The practical reasons are that (i) downstream tools like edgeR and friends work best with counts, rather than a sum of normalized values that probably won't recapitulate the mean-variance relationship properly; and (ii) it's just easier to sum counts and not have to worry about how to normalize them beforehand.

jennapappalardo commented 3 years ago

That makes sense, thanks so much for the quick answer!

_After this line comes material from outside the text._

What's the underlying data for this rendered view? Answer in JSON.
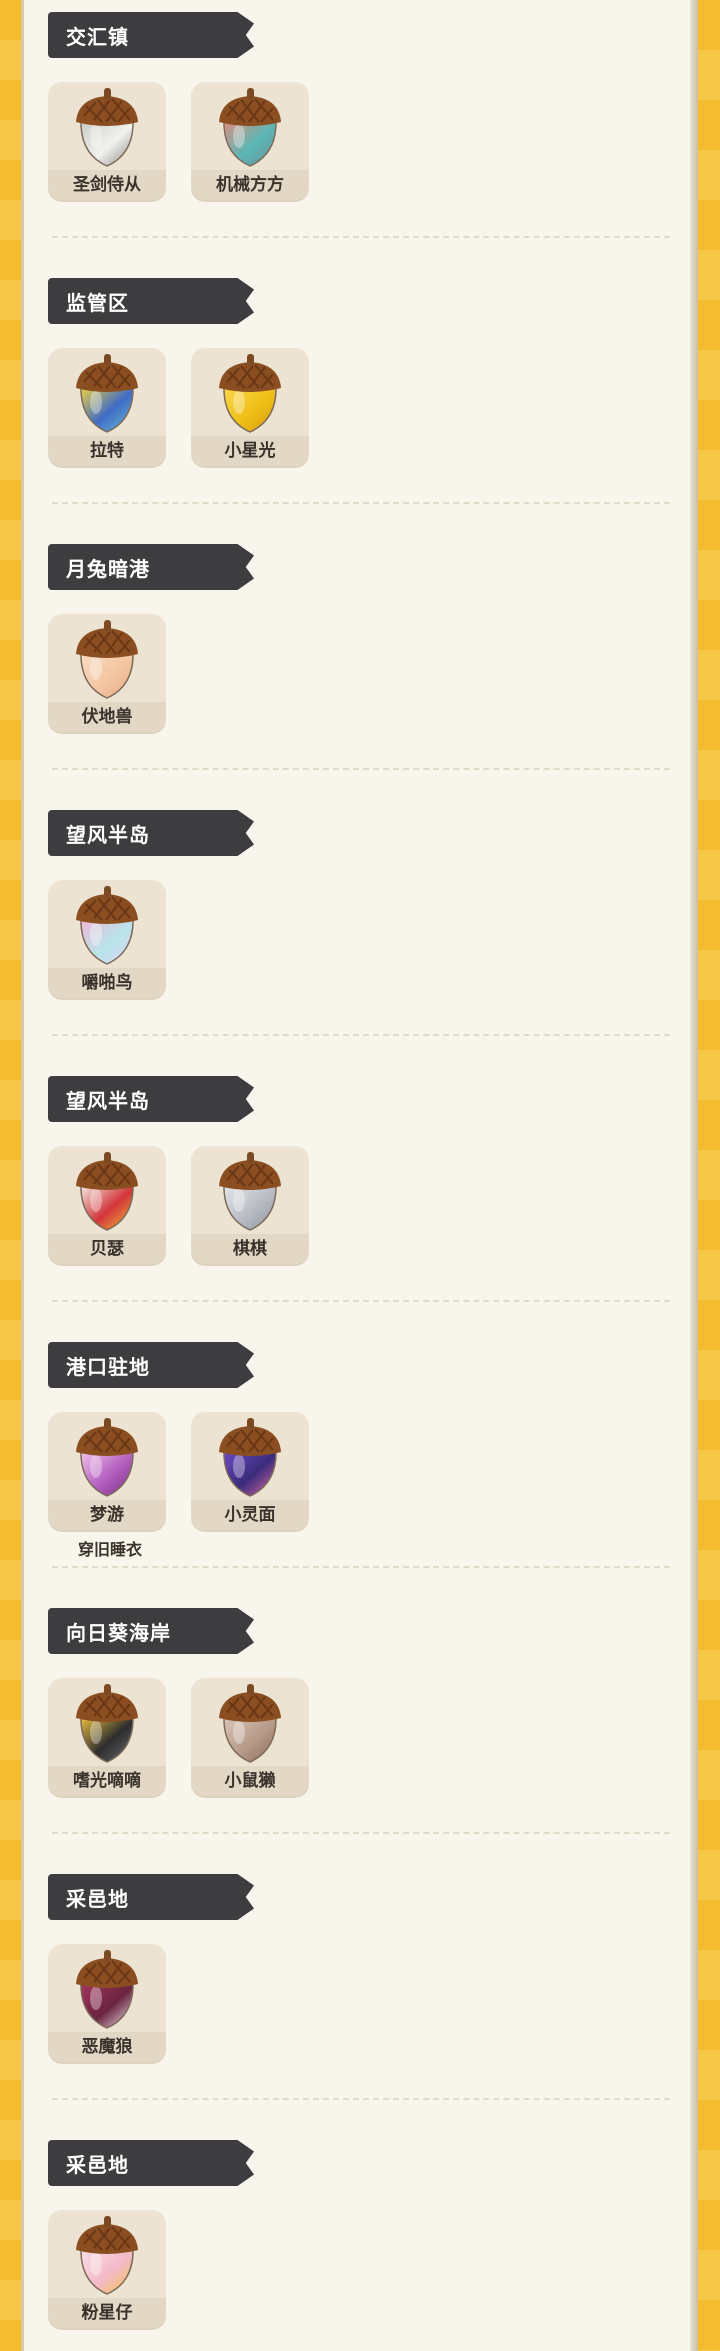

LTLA commented 3 years ago

For an extra bonus:

It's not always clear that normalization will actually reduce the variability of the sum. For example:

set.seed(13579)

# 100 cells with a range of size factors
ncells <- 100
sf <- 2^rnorm(ncells, sd=2)
sf <- sf/mean(sf)

# Simulating 1000 pseudo-bulk samples, summed with and without scaling. 
iterations <- 1000
collected.raw <- collected.norm <- numeric(iterations)
for (i in seq_len(iterations)) {
    y <- rnbinom(ncells, mu=sf, size=10)
    collected.raw[[i]] <- sum(y)
    collected.norm[[i]] <- sum(y/sf)
}

# Computing the dispersion, according to edgeR
# (assuming that no normalization across samples is necessary).
library(edgeR)
design <- matrix(1, iterations)
offset <- numeric(iterations) 
estimateDisp(rbind(collected.raw), design=design, offset=offset)$common
## [1] 0.003879769
estimateDisp(rbind(collected.norm), design=design, offset=offset)$common
## [1] 0.04159851

This is because, when counts for cells with small sf get scaled up, the normalized values inflate the variance of the sum - remember, scaling up a count will increase the variance by the square of the scaling factor.

jennapappalardo commented 3 years ago

That's a really great point! Thanks so much!